From one strength to another, after the pool season ended, Puskovitch’s mother asked if he wanted to try a regional open water race the next day. “I was apprehensive,” Puskovitch remembers, “but I fell in love with it. I felt like I was in my element. To jump into my first open water race and win by over a minute, that just felt amazing. I didn’t lose an open water race from ten until I was fifteen, when I went to open water nationals.” Puskovitch is still proud of that winning streak but even when it was broken, he didn’t consider that he had really lost. Competing against older national team swimmers, some of them ten or twelve years his senior, Puskovitch’s performance still qualified him for junior world championships and his first national team. “It wasn’t defeating not to win,” he affirms. “I knew I was younger and there were ways to be a winner without touching the wall first.”
Puskovitch continued to race open water events, traveling across the US and overseas.
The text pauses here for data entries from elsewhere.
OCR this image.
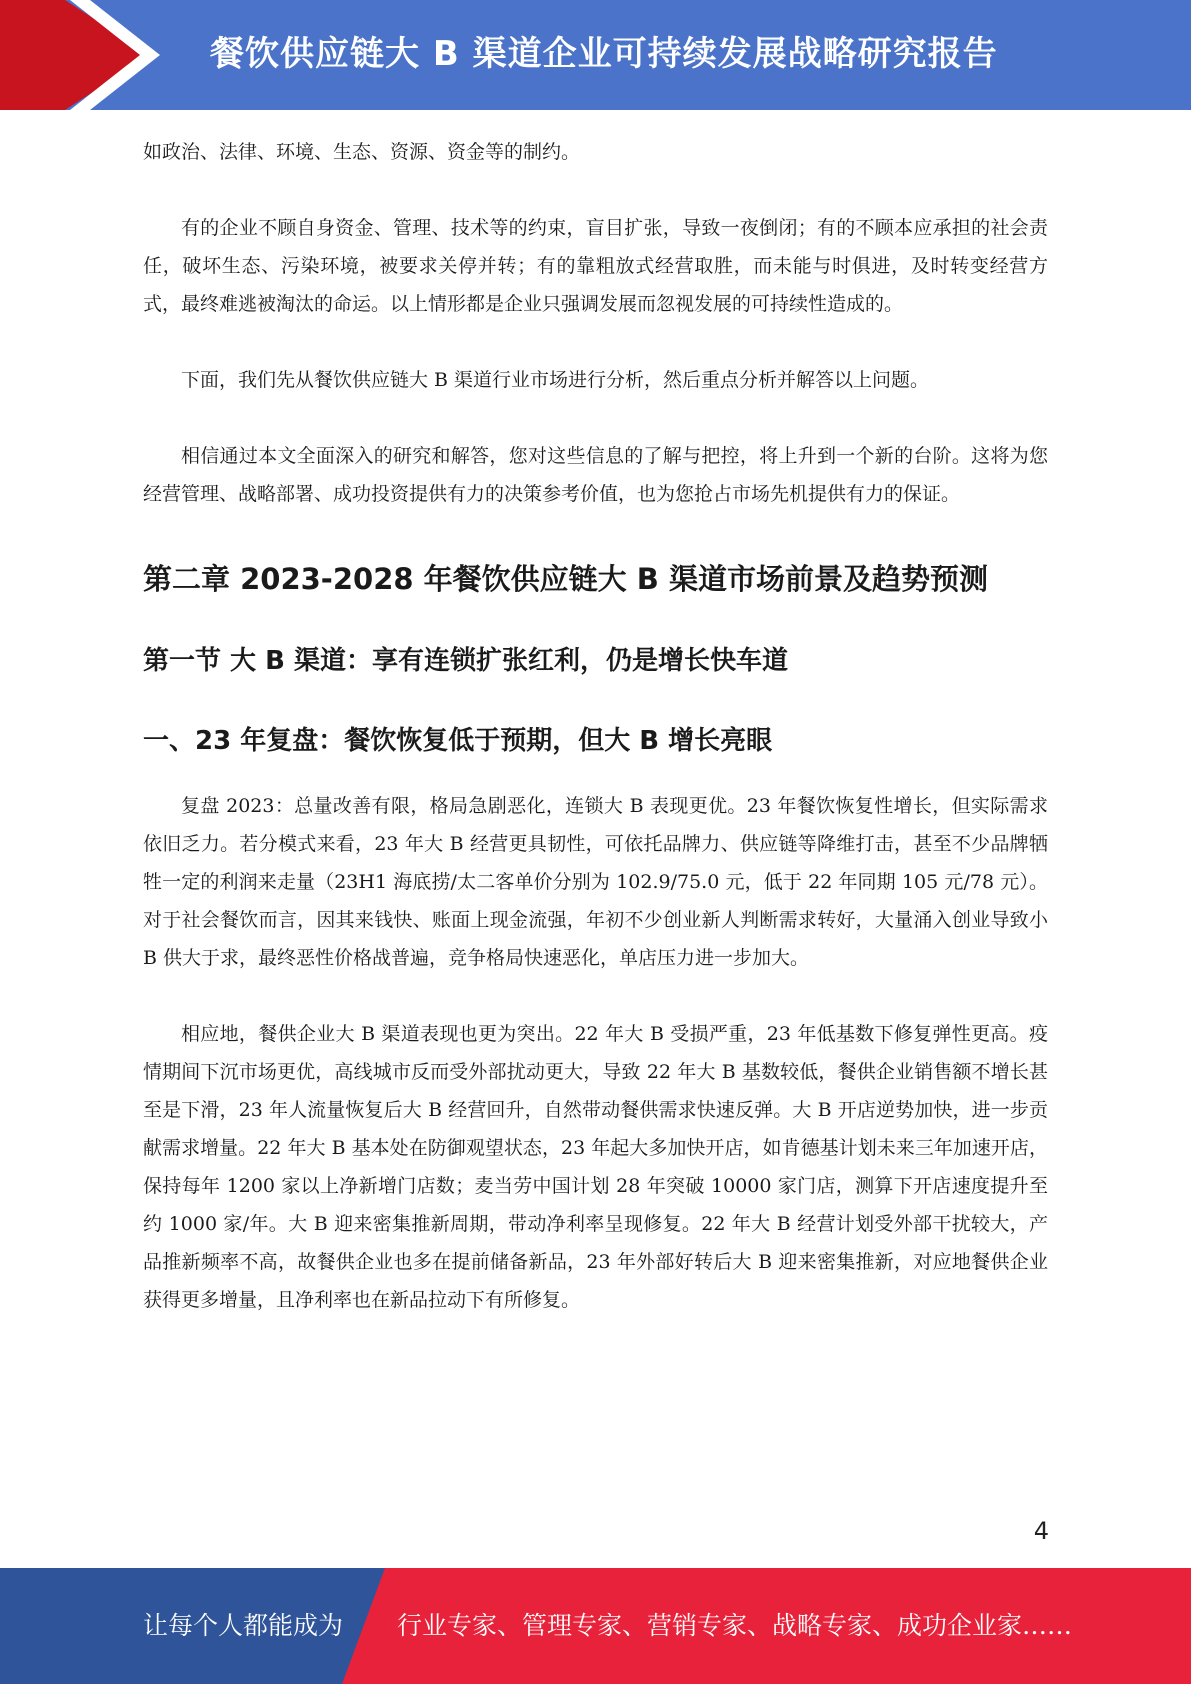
餐饮供应链大 B 渠道企业可持续发展战略研究报告

如政治、法律、环境、生态、资源、资金等的制约。

有的企业不顾自身资金、管理、技术等的约束，盲目扩张，导致一夜倒闭；有的不顾本应承担的社会责任，破坏生态、污染环境，被要求关停并转；有的靠粗放式经营取胜，而未能与时俱进，及时转变经营方式，最终难逃被淘汰的命运。以上情形都是企业只强调发展而忽视发展的可持续性造成的。

下面，我们先从餐饮供应链大 B 渠道行业市场进行分析，然后重点分析并解答以上问题。

相信通过本文全面深入的研究和解答，您对这些信息的了解与把控，将上升到一个新的台阶。这将为您经营管理、战略部署、成功投资提供有力的决策参考价值，也为您抢占市场先机提供有力的保证。

第二章 2023-2028 年餐饮供应链大 B 渠道市场前景及趋势预测
第一节 大 B 渠道：享有连锁扩张红利，仍是增长快车道
一、23 年复盘：餐饮恢复低于预期，但大 B 增长亮眼

复盘 2023：总量改善有限，格局急剧恶化，连锁大 B 表现更优。23 年餐饮恢复性增长，但实际需求依旧乏力。若分模式来看，23 年大 B 经营更具韧性，可依托品牌力、供应链等降维打击，甚至不少品牌牺牲一定的利润来走量（23H1 海底捞/太二客单价分别为 102.9/75.0 元，低于 22 年同期 105 元/78 元）。对于社会餐饮而言，因其来钱快、账面上现金流强，年初不少创业新人判断需求转好，大量涌入创业导致小 B 供大于求，最终恶性价格战普遍，竞争格局快速恶化，单店压力进一步加大。

相应地，餐供企业大 B 渠道表现也更为突出。22 年大 B 受损严重，23 年低基数下修复弹性更高。疫情期间下沉市场更优，高线城市反而受外部扰动更大，导致 22 年大 B 基数较低，餐供企业销售额不增长甚至是下滑，23 年人流量恢复后大 B 经营回升，自然带动餐供需求快速反弹。大 B 开店逆势加快，进一步贡献需求增量。22 年大 B 基本处在防御观望状态，23 年起大多加快开店，如肯德基计划未来三年加速开店，保持每年 1200 家以上净新增门店数；麦当劳中国计划 28 年突破 10000 家门店，测算下开店速度提升至约 1000 家/年。大 B 迎来密集推新周期，带动净利率呈现修复。22 年大 B 经营计划受外部干扰较大，产品推新频率不高，故餐供企业也多在提前储备新品，23 年外部好转后大 B 迎来密集推新，对应地餐供企业获得更多增量，且净利率也在新品拉动下有所修复。

4
让每个人都能成为 行业专家、管理专家、营销专家、战略专家、成功企业家……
Seeing his idols race (including THEMAGIC5 open water champion Jordan Wilimovsky) and racking up races and wins, Puskovitch continued to be inspired by both what he saw and experienced and only continued to improve. “I’ve been doing ten kilometers a day since I was nine. A lot of people didn’t agree with it, they thought it was wrong, but I liked it. When I broke that record, I decided I was going to pour myself into it.
Now a swimmer and student at the University of Southern California, Puskovitch’s dedication to his sport has his dream within reach. “My long term goal is still to be a pro swimmer. After college, I don’t want that to be the end of it. I love it; I want to be able to support myself and compete,” he says. “I’ve never doubted swimming. I feel like I was born to have a place in the sport.”